ZIMBABWE – The Grain Millers Association of Zimbabwe (GMAZ) has applied to the Competition and Tariff Commission (CTC) seeking to be allowed to set the prices products under their purview rather than have it done by a government-appointed body.
According to NewsDay, GMAZ seeks the responsibility saying that the pricing of situation does protect consumers from unscrupulous market forces.
“The impact of the pricing of our products to the national inflation basket computation is significant, as they are necessities that every citizen has an inalienable constitutional right to their access and consumption.
The absence of a collective price review (mechanisms) will result in unrestrained price hikes, creation of serious and severe inflationary pressures, food insecurity and subsequently, social unrest,” said GMAZ in the application.
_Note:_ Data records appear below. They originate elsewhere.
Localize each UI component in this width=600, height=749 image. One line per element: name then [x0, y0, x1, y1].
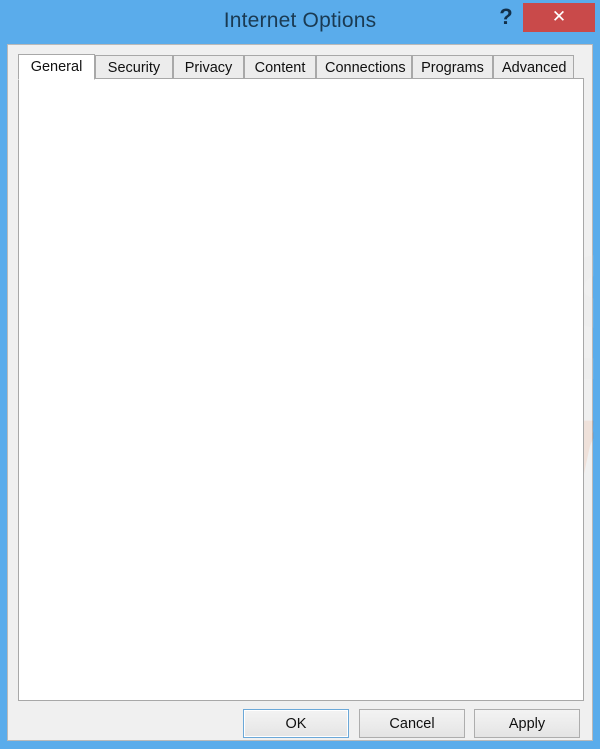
tab-strip: General Security Privacy Content Connect…: [18, 54, 584, 79]
tab-advanced[interactable]: Advanced: [493, 55, 574, 79]
internet-options-window: Internet Options ? ✕ pcrisk.com pcrisk.c…: [0, 0, 600, 749]
help-icon[interactable]: ?: [493, 2, 519, 32]
close-button[interactable]: ✕: [523, 3, 595, 32]
close-icon: ✕: [523, 3, 595, 32]
title-bar: Internet Options ? ✕: [0, 0, 600, 46]
dialog-client-area: pcrisk.com pcrisk.com General Security P…: [7, 44, 593, 741]
tab-privacy[interactable]: Privacy: [173, 55, 244, 79]
tab-general[interactable]: General: [18, 54, 95, 80]
tab-security[interactable]: Security: [95, 55, 173, 79]
tab-programs[interactable]: Programs: [412, 55, 493, 79]
tab-content[interactable]: Content: [244, 55, 316, 79]
ok-button[interactable]: OK: [243, 709, 349, 738]
apply-button[interactable]: Apply: [474, 709, 580, 738]
tab-page-general: [18, 78, 584, 701]
dialog-footer: OK Cancel Apply: [8, 701, 592, 742]
tab-connections[interactable]: Connections: [316, 55, 412, 79]
cancel-button[interactable]: Cancel: [359, 709, 465, 738]
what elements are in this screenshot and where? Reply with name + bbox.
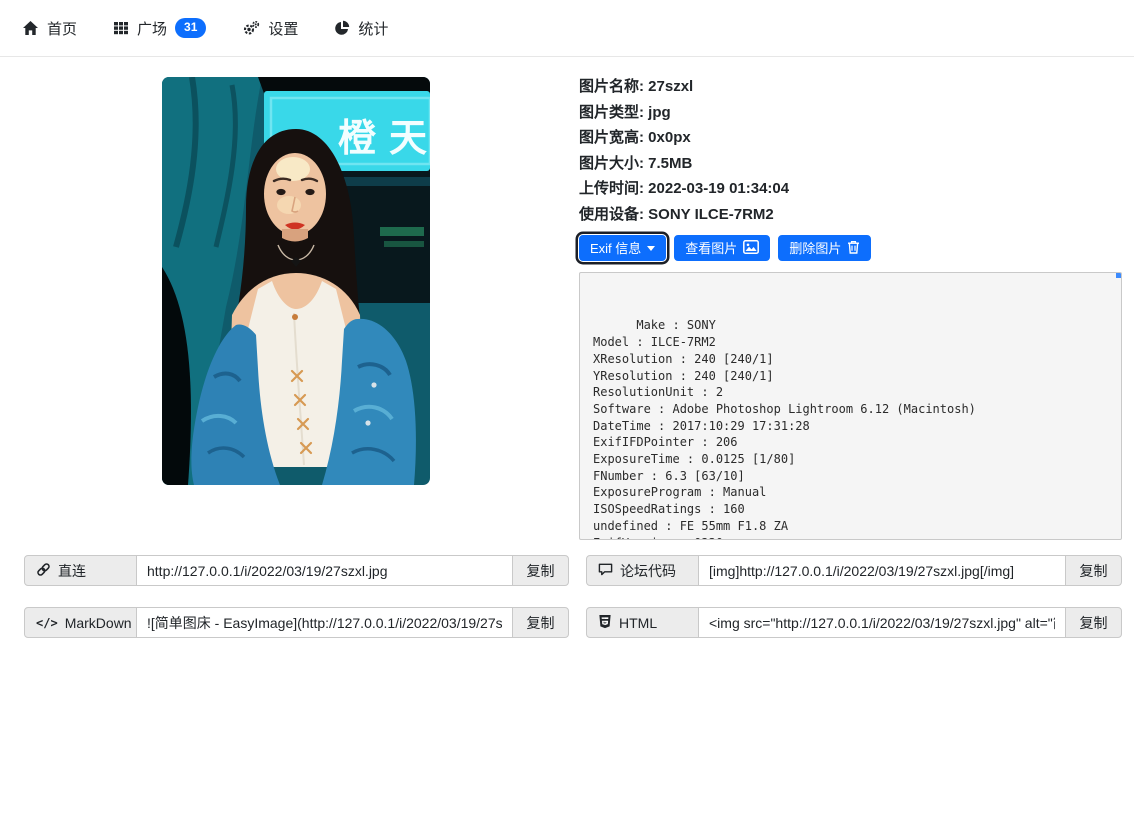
html-copy-button[interactable]: 复制 <box>1065 607 1122 638</box>
neon-sign-text: 橙天街 <box>338 118 430 160</box>
info-line-type: 图片类型: jpg <box>579 105 1122 121</box>
home-icon <box>22 20 39 36</box>
pie-chart-icon <box>334 20 350 36</box>
forum-code-copy-button[interactable]: 复制 <box>1065 555 1122 586</box>
view-image-button[interactable]: 查看图片 <box>674 235 770 261</box>
forum-code-group: 论坛代码 复制 <box>586 555 1122 586</box>
trash-icon <box>847 240 860 256</box>
markdown-input[interactable] <box>137 607 512 638</box>
html-input[interactable] <box>699 607 1065 638</box>
html-group: HTML 复制 <box>586 607 1122 638</box>
plaza-count-badge: 31 <box>175 18 206 37</box>
info-line-dimensions: 图片宽高: 0x0px <box>579 130 1122 146</box>
forum-code-input[interactable] <box>699 555 1065 586</box>
direct-link-input[interactable] <box>137 555 512 586</box>
forum-code-label: 论坛代码 <box>586 555 699 586</box>
links-section: 直连 复制 论坛代码 复制 <box>0 555 1134 638</box>
nav-item-settings[interactable]: 设置 <box>242 18 298 39</box>
uploaded-photo[interactable]: 橙天街 <box>162 77 430 485</box>
photo-column: 橙天街 <box>12 77 579 540</box>
top-navbar: 首页 广场 31 设置 <box>0 0 1134 57</box>
markdown-label: </> MarkDown <box>24 607 137 638</box>
nav-item-home[interactable]: 首页 <box>22 18 77 39</box>
nav-item-label: 首页 <box>47 18 77 39</box>
nav-item-label: 统计 <box>358 18 388 39</box>
comment-icon <box>598 562 613 580</box>
exif-info-button[interactable]: Exif 信息 <box>579 235 666 261</box>
caret-down-icon <box>647 246 655 251</box>
link-icon <box>36 562 51 580</box>
nav-item-plaza[interactable]: 广场 31 <box>113 18 206 39</box>
gears-icon <box>242 20 260 36</box>
info-line-size: 图片大小: 7.5MB <box>579 156 1122 172</box>
nav-item-label: 设置 <box>268 18 298 39</box>
info-line-upload-time: 上传时间: 2022-03-19 01:34:04 <box>579 181 1122 197</box>
exif-panel-corner <box>1116 273 1121 278</box>
nav-item-stats[interactable]: 统计 <box>334 18 388 39</box>
direct-link-label: 直连 <box>24 555 137 586</box>
links-row-2: </> MarkDown 复制 HTML <box>12 607 1122 638</box>
direct-link-group: 直连 复制 <box>24 555 569 586</box>
image-icon <box>743 240 759 256</box>
exif-data-panel[interactable]: Make : SONY Model : ILCE-7RM2 XResolutio… <box>579 272 1122 540</box>
html-label: HTML <box>586 607 699 638</box>
code-icon: </> <box>36 616 58 630</box>
info-line-device: 使用设备: SONY ILCE-7RM2 <box>579 207 1122 223</box>
links-row-1: 直连 复制 论坛代码 复制 <box>12 555 1122 586</box>
photo-illustration: 橙天街 <box>162 77 430 485</box>
markdown-group: </> MarkDown 复制 <box>24 607 569 638</box>
delete-image-button[interactable]: 删除图片 <box>778 235 871 261</box>
markdown-copy-button[interactable]: 复制 <box>512 607 569 638</box>
grid-icon <box>113 20 129 36</box>
direct-link-copy-button[interactable]: 复制 <box>512 555 569 586</box>
main-content: 橙天街 <box>0 77 1134 540</box>
nav-item-label: 广场 <box>137 18 167 39</box>
action-buttons: Exif 信息 查看图片 删除图片 <box>579 235 1122 261</box>
image-info-panel: 图片名称: 27szxl 图片类型: jpg 图片宽高: 0x0px 图片大小:… <box>579 77 1122 540</box>
info-line-name: 图片名称: 27szxl <box>579 79 1122 95</box>
exif-text: Make : SONY Model : ILCE-7RM2 XResolutio… <box>593 318 976 540</box>
html5-icon <box>598 614 612 632</box>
GMAZ is a lobby group representing interests of major industrial players across the entire grain sector including of flour producers.
“The government makes subsidy interventions to stabilise the prices of maize meal and flour (by extension bread). In order to ensure that these subsidies benefit end consumers.
It is imperative that the manufacturers collectively review their cost drivers and align their margins so that the final retail prices are not subjected to the vices of profiteering, especially in times of scarcity,” the association stated.
The association has also established a finance and costing technical committee to oversee the pricing of members’ products.
In the recent past, Zimbabwe grain industry has been grappling with challenges especially due to forex shortages which has translated into insufficiency of grains to satisfy the demand.
This has had an adverse effect on the prices of grains and grain products especially wheat products which has pushed the retail prices of bread to a high of US$2.5.
In September last year, several milling companies in Zimbabwe were compelled to suspend operations for several weeks after the government delayed in releasing forex for wheat held up in Mozambique.
Millers are also facing problems in addressing the rising demand attributed to changing dietary requirements.
The government has however embarked on restructuring the country’s economy after Zimbabwe abandoned its own currency is 2009 to use US dollar among other currencies.